Blancpain Endurance Series racer Daniel McKenzie and the Beechdean AMR team endured a very tough outing at Silverstone for round two of the 2013 season, with gearbox problems early in the three-hour encounter triggering a very long afternoon.
After fine-tuning the No.99 Aston Martin Vantage GT3’s set-up in practice, Daniel and team-mates Andrew Howard and Jonny Adam went into their individual qualifying sessions at the Northamptonshire track aiming to achieve an overall top 10 starting slot.
While Daniel posted the sixth fastest time in class, 24th overall, it wasn’t indicative of his true pace as he was saving fresh rubber for the race by using old Pirelli tyres, and fuel issues cost further time. The quickest session proved to be the third, where Adam’s ninth place in Pro-Am and 29th overall became their starting slot for the 180 minute race.
Taking the opening stint, Daniel made a good getaway and gained three places on the first lap before climbing the order further on lap two. Disappointingly though, any further progress was halted on the third tour due to a major problem with the gearbox.
After Daniel did well to coax the Aston back to the pits, the Beechdean team leapt into action. They rapidly fitted a new gearbox and sent him back out, several laps down but able to run properly again until lap 31 when he handed the car over to team principal Howard.
He ran a relatively short stint before Adam took the wheel on lap 46 and the squad was able to complete the race without any further drama, finishing a much lower than anticipated 18th in Pro-Am and 43rd overall.
Daniel said: “The weekend didn’t start too badly in the first practice with my team-mate in the car, but as the circuit gripped-up the balance of the car changed so we had to alter it quite a lot for qualifying. We did make good improvements with the car throughout the weekend but things went wrong that shouldn’t have gone wrong, like the fuel problems in qualifying.
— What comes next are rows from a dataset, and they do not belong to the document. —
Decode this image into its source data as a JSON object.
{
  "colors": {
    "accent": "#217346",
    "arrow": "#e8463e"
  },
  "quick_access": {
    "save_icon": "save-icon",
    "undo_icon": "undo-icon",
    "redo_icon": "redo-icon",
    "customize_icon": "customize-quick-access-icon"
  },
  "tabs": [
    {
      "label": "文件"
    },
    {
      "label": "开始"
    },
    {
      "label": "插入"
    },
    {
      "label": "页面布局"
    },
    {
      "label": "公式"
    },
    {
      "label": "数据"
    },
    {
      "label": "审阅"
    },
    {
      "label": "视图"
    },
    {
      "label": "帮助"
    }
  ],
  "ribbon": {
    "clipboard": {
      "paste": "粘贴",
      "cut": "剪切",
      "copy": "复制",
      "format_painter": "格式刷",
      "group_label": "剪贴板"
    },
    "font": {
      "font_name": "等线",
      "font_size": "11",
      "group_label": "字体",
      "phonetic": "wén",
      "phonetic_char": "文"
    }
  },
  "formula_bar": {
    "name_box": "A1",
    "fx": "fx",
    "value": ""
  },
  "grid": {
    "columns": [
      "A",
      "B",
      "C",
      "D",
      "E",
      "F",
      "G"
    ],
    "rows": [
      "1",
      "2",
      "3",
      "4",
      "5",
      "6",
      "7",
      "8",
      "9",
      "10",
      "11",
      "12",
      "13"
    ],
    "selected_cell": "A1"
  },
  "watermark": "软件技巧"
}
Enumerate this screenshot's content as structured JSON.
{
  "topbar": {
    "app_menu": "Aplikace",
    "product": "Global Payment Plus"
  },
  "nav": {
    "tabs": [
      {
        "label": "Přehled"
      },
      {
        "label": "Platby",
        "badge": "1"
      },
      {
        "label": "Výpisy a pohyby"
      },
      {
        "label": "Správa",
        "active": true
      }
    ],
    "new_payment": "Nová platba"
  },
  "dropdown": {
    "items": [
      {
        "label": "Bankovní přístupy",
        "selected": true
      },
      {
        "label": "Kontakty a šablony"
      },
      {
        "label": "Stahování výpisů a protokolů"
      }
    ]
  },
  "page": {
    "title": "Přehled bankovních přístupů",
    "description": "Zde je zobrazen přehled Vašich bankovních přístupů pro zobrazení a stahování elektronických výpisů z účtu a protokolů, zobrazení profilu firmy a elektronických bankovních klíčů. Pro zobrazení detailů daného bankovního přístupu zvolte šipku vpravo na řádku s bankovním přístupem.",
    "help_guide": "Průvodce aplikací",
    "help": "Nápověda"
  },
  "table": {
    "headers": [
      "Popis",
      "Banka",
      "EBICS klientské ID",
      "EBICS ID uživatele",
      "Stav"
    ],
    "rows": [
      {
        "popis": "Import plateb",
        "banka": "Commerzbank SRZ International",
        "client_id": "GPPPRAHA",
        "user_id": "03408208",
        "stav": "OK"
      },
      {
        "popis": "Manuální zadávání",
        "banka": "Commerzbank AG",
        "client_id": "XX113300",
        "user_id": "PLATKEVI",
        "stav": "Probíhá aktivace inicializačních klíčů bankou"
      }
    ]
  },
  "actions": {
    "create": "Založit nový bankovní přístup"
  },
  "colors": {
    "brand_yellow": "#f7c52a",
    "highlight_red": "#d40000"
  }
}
“The problem was with the lambda setting and it led to the engine thinking it was running a lot richer than it actually was. The trouble is, when you have a computer telling the car what to do you can’t reason with it.
“When the race began I made up some places on the first couple of laps but, when I down-changed for the hairpin on lap three, the compression unit in the gearbox went catastrophically – literally sheared to pieces. There was no indication that it was going to go. It was just a freak thing – it had only used half its life. The team are investigating it.
“I managed to crawl back to the pits in fourth gear and the team did a 24-Hour Race style pit-stop to fit a new box. The team worked really effectively – in a not-so-good situation, that was a real positive to take away. They didn’t know what was wrong until I arrived in the pitlane, but they diagnosed the problem in seconds, grabbed the part, and got to work. It was a stressful environment and they worked very efficiently.
“So it wasn’t the best of weekends. The car was a bit average, but we worked on it and we figured out why, so in the future we’ll know exactly what we have to do in the set-up to get past these things. Hopefully it was a one-off and we’ll be back where we should be at the next round.”
Round three of the Blancpain Endurance Series will take place at Paul Ricard HTTT in the south of France on 29th/30th June.